Another cackle. I flinched at the sound, a reflex I couldn’t control any more than the pool of heat between my legs.

His breath was hot, blistering like sunburn; sweat beaded on my chilled skin. His tongue blazed a trail from my navel and up between my breasts, tickling me. The stubble at his chin was sharp like the razor he’d scratched across the sensitive skin around my cooch. Strong, confident hands massaged me. The very essence of my being dripped from between my folds.

I trembled, as much as my restraints would allow. With my arms stretched tight above my head, my shoulders ached as much as the throbbing need for him to take me to the edge and let me fall.

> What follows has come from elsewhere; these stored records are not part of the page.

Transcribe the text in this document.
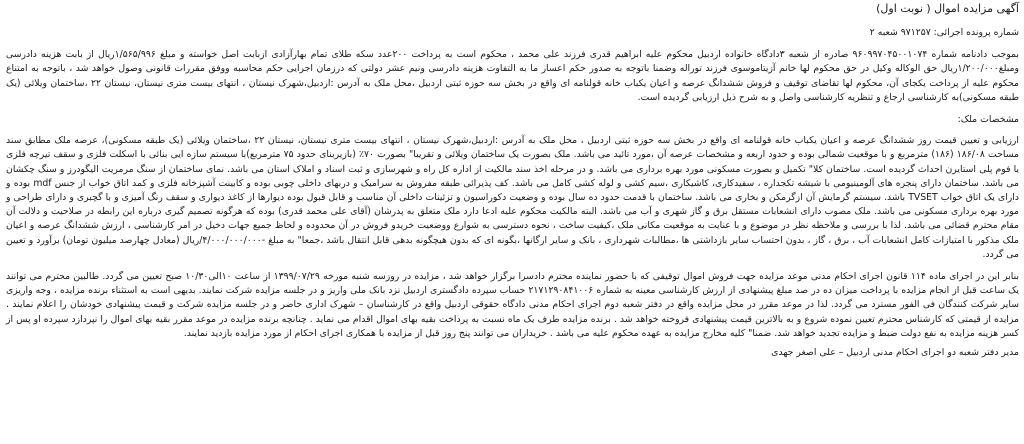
آگهی مزایده اموال ( نوبت اول)
شماره پرونده اجرائی: ۹۷۱۲۵۷ شعبه ۲

بموجب دادنامه شماره ۹۶۰۹۹۷۰۴۵۰۰۱۰۷۴ صادره از شعبه ۳دادگاه خانواده اردبیل محکوم علیه ابراهیم قدری فرزند علی محمد ، محکوم است به پرداخت ۲۰۰عدد سکه طلای تمام بهارآزادی ازبابت اصل خواسته و مبلغ ۱/۵۶۵/۹۹۶ریال از بابت هزینه دادرسی ومبلغ۱/۲۰۰/۰۰۰ریال حق الوکاله وکیل در حق محکوم لها خانم آزیتاموسوی فرزند توراله وضمنا باتوجه به صدور حکم اعسار ما به التفاوت هزینه دادرسی ونیم عشر دولتی که درزمان اجرایی حکم محاسبه ووفق مقررات قانونی وصول خواهد شد ، باتوجه به امتناع محکوم علیه از پرداخت یکجای آن، محکوم لها تقاضای توقیف و فروش ششدانگ عرصه و اعیان یکباب خانه قولنامه ای واقع در بخش سه حوزه ثبتی اردبیل ،محل ملک به آدرس :اردبیل،شهرک نیستان ، انتهای بیست متری نیستان، نیستان ۲۲ ،ساختمان ویلائی (یک طبقه مسکونی)به کارشناسی ارجاع و تنظریه کارشناسی واصل و به شرح ذیل ارزیابی گردیده است.

مشخصات ملک:

ارزیابی و تعیین قیمت روز ششدانگ عرصه و اعیان یکباب خانه قولنامه ای واقع در بخش سه حوزه ثبتی اردبیل ، محل ملک به آدرس :اردبیل،شهرک نیستان ، انتهای بیست متری نیستان، نیستان ۲۲ ،ساختمان ویلائی (یک طبقه مسکونی)، عرصه ملک مطابق سند مساحت ۱۸۶/۰۸ (۱۸۶) مترمربع و با موقعیت شمالی بوده و حدود اربعه و مشخصات عرصه آن ،مورد تائید می باشد. ملک بصورت یک ساختمان ویلائی و تقریبا" بصورت ۷۰٪ (بازیربنای حدود ۷۵ مترمربع)با سیستم سازه ایی بنائی با اسکلت فلزی و سقف تیرچه فلزی یا فوم پلی استایرن احداث گردیده است. ساختمان کلا" تکمیل و بصورت مسکونی مورد بهره برداری می باشد. و در مرحله اخذ سند مالکیت از اداره کل راه و شهرسازی و ثبت اسناد و املاک استان می باشد. نمای ساختمان از سنگ مرمریت الیگودرز و سنگ چکشان می باشد. ساختمان دارای پنجره های آلومینیومی با شیشه تکجداره ، سفیدکاری، کاشیکاری ،سیم کشی و لوله کشی کامل می باشد. کف پذیرائی طبقه مفروش به سرامیک و دربهای داخلی چوبی بوده و کابینت آشپزخانه فلزی و کمد اتاق خواب از جنس mdf بوده و دارای یک اتاق خواب TVSET باشد. سیستم گرمایش آن ازگرمکن و بخاری می باشد. ساختمان با قدمت حدود ده سال بوده و وضعیت دکوراسیون و تزئینات داخلی آن مناسب و قابل قبول بوده دیوارها از کاغذ دیواری و سقف رنگ آمیزی و با گچبری و دارای طراحی و مورد بهره برداری مسکونی می باشد. ملک مصوب دارای انشعابات مستقل برق و گاز شهری و آب می باشد. البته مالکیت محکوم علیه ادعا دارد ملک متعلق به پدرشان (آقای علی محمد قدری) بوده که هرگونه تصمیم گیری درباره این رابطه در صلاحیت و دلالت آن مقام محترم قضائی می باشد. لذا با بررسی و ملاحظه نظر در موضوع و با عنایت به موقعیت مکانی ملک ،کیفیت ساخت ، نحوه دسترسی به شوارع ووضعیت خریدو فروش در آن محدوده و لحاظ جمیع جهات دخیل در امر کارشناسی ، ارزش ششدانگ عرصه و اعیان ملک مذکور با امتیازات کامل انشعابات آب ، برق ، گاز ، بدون احتساب سایر بازداشتی ها ،مطالبات شهرداری ، بانک و سایر ارگانها ،بگونه ای که بدون هیچگونه بدهی قابل انتقال باشد ،جمعا" به مبلغ -۴/۰۰۰/۰۰۰/۰۰۰/ریال (معادل چهارصد میلیون تومان) برآورد و تعیین می گردد.

بنابر این در اجرای ماده ۱۱۴ قانون اجرای احکام مدنی موعد مزایده جهت فروش اموال توقیفی که با حضور نماینده محترم دادسرا برگزار خواهد شد ، مزایده در روزسه شنبه مورخه ۱۳۹۹/۰۷/۲۹ از ساعت ۱۰الی۱۰/۳۰ صبح تعیین می گردد. طالبین محترم می توانند یک ساعت قبل از انجام مزایده با پرداخت میزان ده در صد مبلغ پیشنهادی از ارزش کارشناسی معینه به شماره ۲۱۷۱۲۹۰۸۴۱۰۰۶ حساب سپرده دادگستری اردبیل نزد بانک ملی واریز و در جلسه مزایده شرکت نمایند. بدیهی است به استثناء برنده مزایده ، وجه واریزی سایر شرکت کنندگان فی الفور مسترد می گردد. لذا در موعد مقرر در محل مزایده واقع در دفتر شعبه دوم اجرای احکام مدنی دادگاه حقوقی اردبیل واقع در کارشناسان – شهرک اداری حاضر و در جلسه مزایده شرکت و قیمت پیشنهادی خودشان را اعلام نمایند . مزایده از قیمتی که کارشناس محترم تعیین نموده شروع و به بالاترین قیمت پیشنهادی فروخته خواهد شد . برنده مزایده طرف یک ماه نسبت به پرداخت بقیه بهای اموال اقدام می نماید . چنانچه برنده مزایده در موعد مقرر بقیه بهای اموال را نپردازد سپرده او پس از کسر هزینه مزایده به نفع دولت ضبط و مزایده تجدید خواهد شد. ضمنا" کلیه مخارج مزایده به عهده محکوم علیه می باشد . خریداران می توانند پنج روز قبل از مزایده با همکاری اجرای احکام از مورد مزایده بازدید نمایند.

مدیر دفتر شعبه دو اجرای احکام مدنی اردبیل – علی اصغر جهدی
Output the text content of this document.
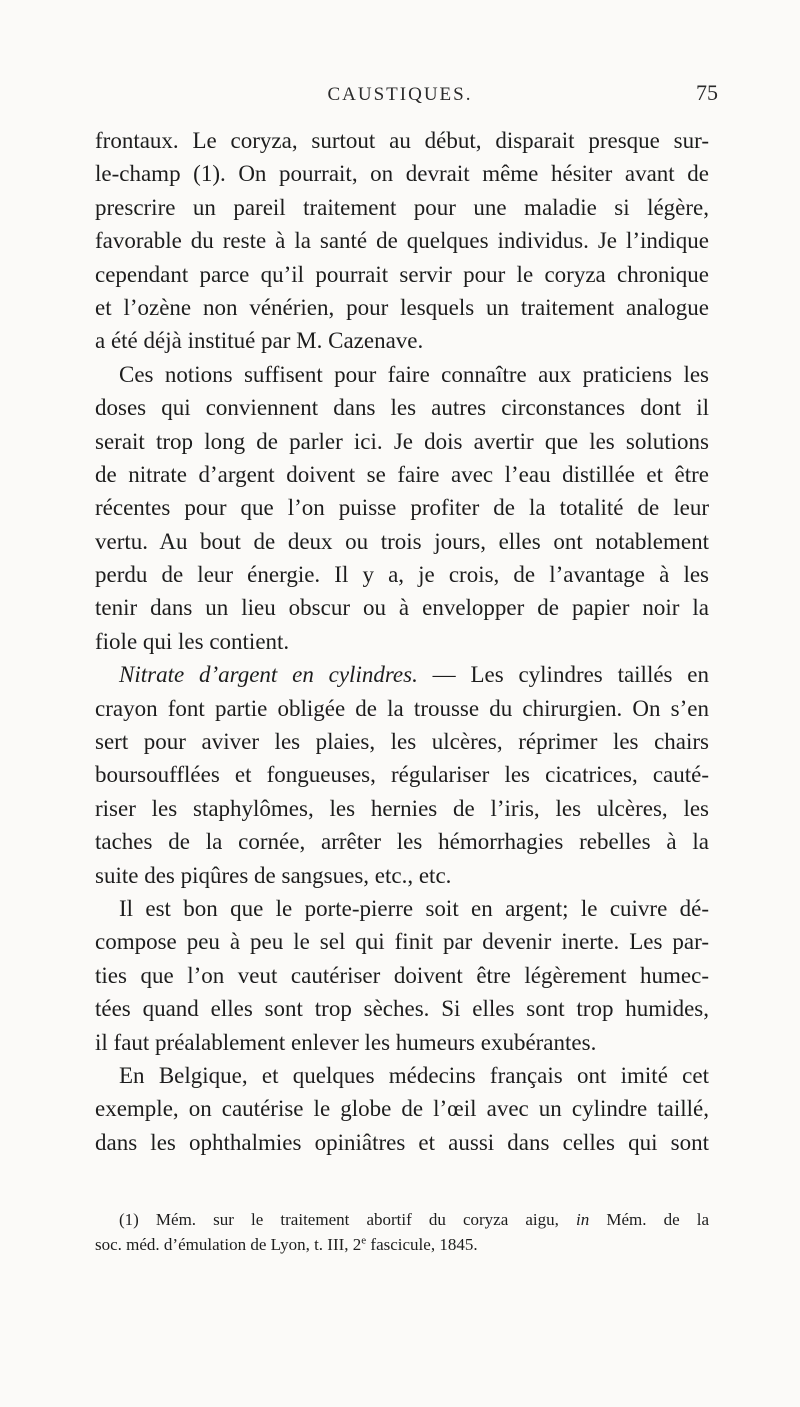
CAUSTIQUES.	75
frontaux. Le coryza, surtout au début, disparait presque sur-
le-champ (1). On pourrait, on devrait même hésiter avant de
prescrire un pareil traitement pour une maladie si légère,
favorable du reste à la santé de quelques individus. Je l’indique
cependant parce qu’il pourrait servir pour le coryza chronique
et l’ozène non vénérien, pour lesquels un traitement analogue
a été déjà institué par M. Cazenave.
Ces notions suffisent pour faire connaître aux praticiens les
doses qui conviennent dans les autres circonstances dont il
serait trop long de parler ici. Je dois avertir que les solutions
de nitrate d’argent doivent se faire avec l’eau distillée et être
récentes pour que l’on puisse profiter de la totalité de leur
vertu. Au bout de deux ou trois jours, elles ont notablement
perdu de leur énergie. Il y a, je crois, de l’avantage à les
tenir dans un lieu obscur ou à envelopper de papier noir la
fiole qui les contient.
Nitrate d’argent en cylindres. — Les cylindres taillés en
crayon font partie obligée de la trousse du chirurgien. On s’en
sert pour aviver les plaies, les ulcères, réprimer les chairs
boursoufflées et fongueuses, régulariser les cicatrices, cauté-
riser les staphylômes, les hernies de l’iris, les ulcères, les
taches de la cornée, arrêter les hémorrhagies rebelles à la
suite des piqûres de sangsues, etc., etc.
Il est bon que le porte-pierre soit en argent; le cuivre dé-
compose peu à peu le sel qui finit par devenir inerte. Les par-
ties que l’on veut cautériser doivent être légèrement humec-
tées quand elles sont trop sèches. Si elles sont trop humides,
il faut préalablement enlever les humeurs exubérantes.
En Belgique, et quelques médecins français ont imité cet
exemple, on cautérise le globe de l’œil avec un cylindre taillé,
dans les ophthalmies opiniâtres et aussi dans celles qui sont
(1) Mém. sur le traitement abortif du coryza aigu, in Mém. de la
soc. méd. d’émulation de Lyon, t. III, 2e fascicule, 1845.
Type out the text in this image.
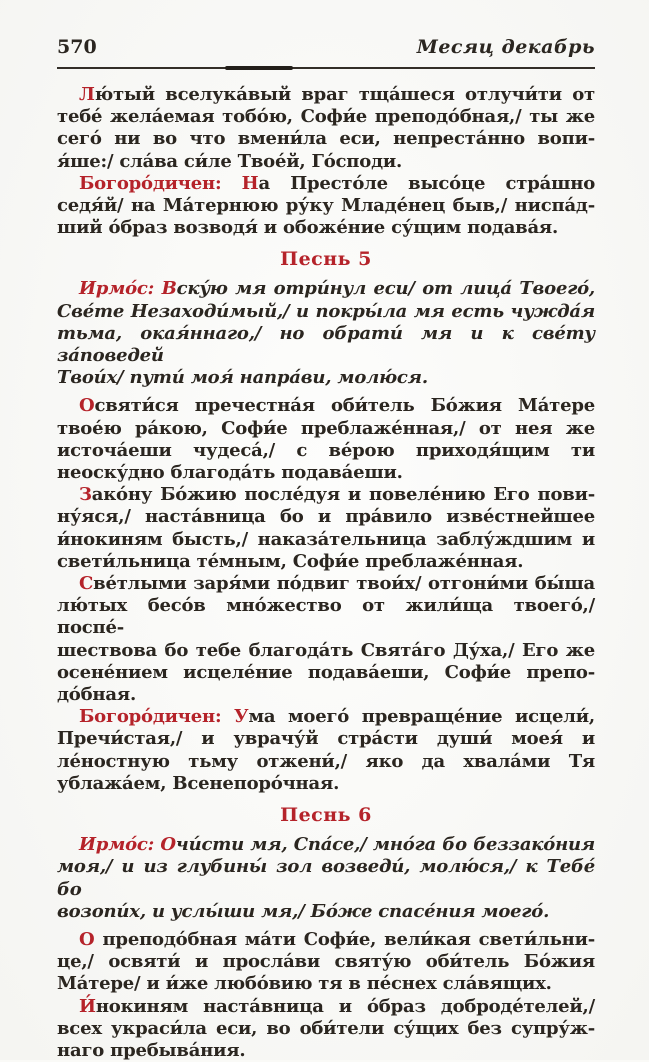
570	Месяц декабрь
Лю́тый вселука́вый враг тща́шеся отлучи́ти от
тебе́ жела́емая тобо́ю, Софи́е преподо́бная,/ ты же
сего́ ни во что вмени́ла еси, непреста́нно вопи-
я́ше:/ сла́ва си́ле Твое́й, Го́споди.
Богоро́дичен: На Престо́ле высо́це стра́шно
седя́й/ на Ма́тернюю ру́ку Младе́нец быв,/ ниспа́д-
ший о́браз возводя́ и обоже́ние су́щим подава́я.
Песнь 5
Ирмо́с: Вску́ю мя отри́нул еси/ от лица́ Твоего́,
Све́те Незаходи́мый,/ и покры́ла мя есть чужда́я
тьма, окая́ннаго,/ но обрати́ мя и к све́ту за́поведей
Твои́х/ пути́ моя́ напра́ви, молю́ся.
Освяти́ся пречестна́я оби́тель Бо́жия Ма́тере
твое́ю ра́кою, Софи́е преблаже́нная,/ от нея же
источа́еши чудеса́,/ с ве́рою приходя́щим ти
неоску́дно благода́ть подава́еши.
Зако́ну Бо́жию после́дуя и повеле́нию Его пови-
ну́яся,/ наста́вница бо и пра́вило изве́стнейшее
и́нокиням бысть,/ наказа́тельница заблу́ждшим и
свети́льница те́мным, Софи́е преблаже́нная.
Све́тлыми заря́ми по́двиг твои́х/ отгони́ми бы́ша
лю́тых бесо́в мно́жество от жили́ща твоего́,/ поспе́-
шествова бо тебе благода́ть Свята́го Ду́ха,/ Его же
осене́нием исцеле́ние подава́еши, Софи́е препо-
до́бная.
Богоро́дичен: Ума моего́ превраще́ние исцели́,
Пречи́стая,/ и уврачу́й стра́сти души́ моея́ и
ле́ностную тьму отжени́,/ яко да хвала́ми Тя
ублажа́ем, Всенепоро́чная.
Песнь 6
Ирмо́с: Очи́сти мя, Спа́се,/ мно́га бо беззако́ния
моя,/ и из глубины́ зол возведи́, молю́ся,/ к Тебе́ бо
возопи́х, и услы́ши мя,/ Бо́же спасе́ния моего́.
О преподо́бная ма́ти Софи́е, вели́кая свети́льни-
це,/ освяти́ и просла́ви святу́ю оби́тель Бо́жия
Ма́тере/ и и́же любо́вию тя в пе́снех сла́вящих.
И́нокиням наста́вница и о́браз доброде́телей,/
всех украси́ла еси, во оби́тели су́щих без супру́ж-
наго пребыва́ния.
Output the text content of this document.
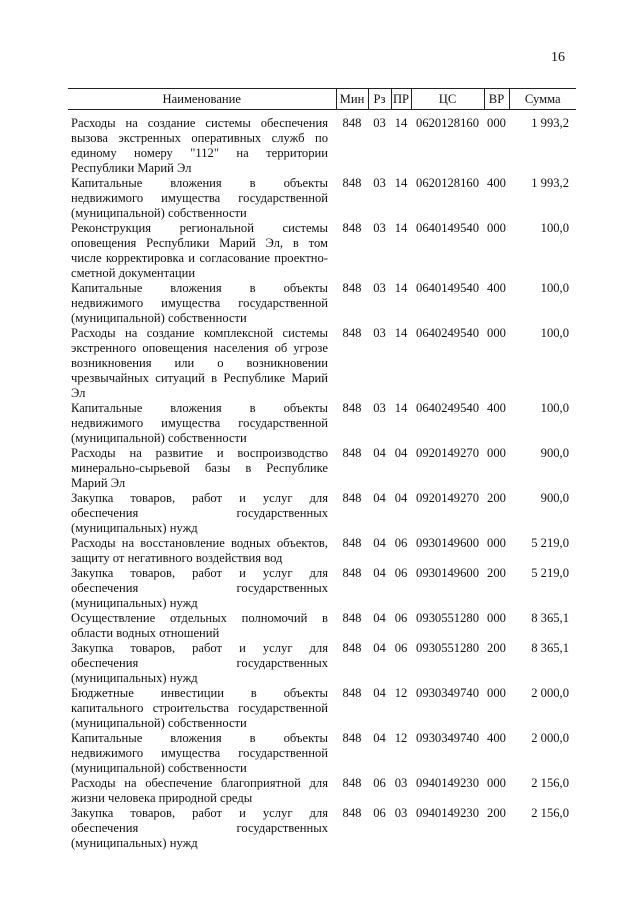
16
Наименование	Мин	Рз	ПР	ЦС	ВР	Сумма
Расходы на создание системы обеспечения вызова экстренных оперативных служб по единому номеру "112" на территории Республики Марий Эл	848	03	14	0620128160	000	1 993,2
Капитальные вложения в объекты недвижимого имущества государственной (муниципальной) собственности	848	03	14	0620128160	400	1 993,2
Реконструкция региональной системы оповещения Республики Марий Эл, в том числе корректировка и согласование проектно-сметной документации	848	03	14	0640149540	000	100,0
Капитальные вложения в объекты недвижимого имущества государственной (муниципальной) собственности	848	03	14	0640149540	400	100,0
Расходы на создание комплексной системы экстренного оповещения населения об угрозе возникновения или о возникновении чрезвычайных ситуаций в Республике Марий Эл	848	03	14	0640249540	000	100,0
Капитальные вложения в объекты недвижимого имущества государственной (муниципальной) собственности	848	03	14	0640249540	400	100,0
Расходы на развитие и воспроизводство минерально-сырьевой базы в Республике Марий Эл	848	04	04	0920149270	000	900,0
Закупка товаров, работ и услуг для обеспечения государственных (муниципальных) нужд	848	04	04	0920149270	200	900,0
Расходы на восстановление водных объектов, защиту от негативного воздействия вод	848	04	06	0930149600	000	5 219,0
Закупка товаров, работ и услуг для обеспечения государственных (муниципальных) нужд	848	04	06	0930149600	200	5 219,0
Осуществление отдельных полномочий в области водных отношений	848	04	06	0930551280	000	8 365,1
Закупка товаров, работ и услуг для обеспечения государственных (муниципальных) нужд	848	04	06	0930551280	200	8 365,1
Бюджетные инвестиции в объекты капитального строительства государственной (муниципальной) собственности	848	04	12	0930349740	000	2 000,0
Капитальные вложения в объекты недвижимого имущества государственной (муниципальной) собственности	848	04	12	0930349740	400	2 000,0
Расходы на обеспечение благоприятной для жизни человека природной среды	848	06	03	0940149230	000	2 156,0
Закупка товаров, работ и услуг для обеспечения государственных (муниципальных) нужд	848	06	03	0940149230	200	2 156,0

Instead, he pulled his cock out of his boxers – the only thing he wore – and jerked his limp dick to life one tug at a time. Sounds of glee, like an excited toddler, echoed off the walls inside my head, a sharp squeal of delight an exclamation point as he shot his hot cum over my prone body.

Something pressed against my throat. He didn’t say anything to me. Nothing at all. At least… not until he leaned over me and whispered in my ear. The last thing I remember seeing before my world faded to black was that bright red smile; his voice came out in a raspy whisper.

“Sweet dream, Baby.”


3 thoughts on “My Muse has Misplaced his Marbles…”

  1. Damn, woman! When you posted you had written a song to Roy Orbison…I just…I had no idea.
    I freakin’ love it. So, so much. Let that mind wander, baby, it does amazing things when you give it control.